If they can trade Mookie Betts, they can trade anyone. We’ll keep an eye on this as the deadline gets closer, but I’d be pretty surprised if Bogaerts – who was just extended a year and a half ago – actually gets moved, at least before the offseason.

Starting Pitchers on the Move?

Jon Morosi has a couple of rumor posts up at right now …

•   The Blue Jays are considering trades for Pirates starters Trevor Williams and/or Chad Kuhl, both of whom are likely to be available at the deadline. No real surprises here as the Pirates are definite sellers, while the Blue Jays are likely buyers and have clear needs in the rotation.

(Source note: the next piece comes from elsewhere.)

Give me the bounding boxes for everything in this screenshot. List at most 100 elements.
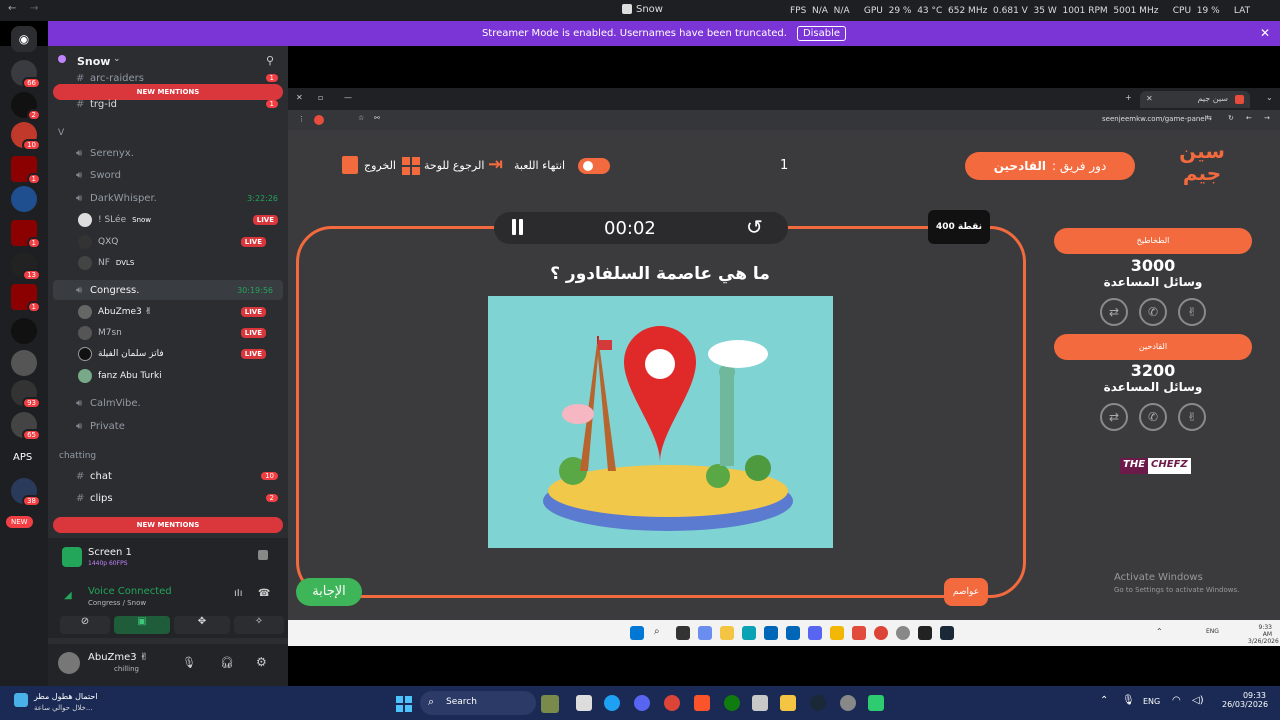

•   The Yankees are one of the teams to have checked in on Mariners righty Taijuan Walker, and considering their extensive history of deals, there could be something to this. As Morosi points out, these two clubs “have executed eight trades since Dipoto assumed control of the Mariners’ baseball operations after the 2015 regular season.” But even if it’s not Walker, the Yankees are likely in the market for starting pitchers in general:

The Yankees also could be a team to hit up the Indians about demoted starter Mike Clevinger, per Joel Sherman and Andy Martino. It’s gotta be really tricky to trade a guy like Clevinger for real value in a situation like this, but maybe the Indians just want to move on after the protocol-breaking/lying situation.

What About the Rays

But while the Yankees (16-9) are technically in first place in the AL East, they’re actually a 0.5 game back of the Rays (19-11), because this season is ridiculous, and so the Rays are reportedly acting as aggressive as a first-place team would:

It’s not clear for what exactly the Rays are looking, but their rotation ranks 19th in terms of fWAR and 11th in terms of ERA (4.20), while their bullpen has been quite a bit better than that … so maybe also starting pitching? Considering how strong their offense has been against both left and right-handed pitching, I tend to think their deadline deals will focus on pitching.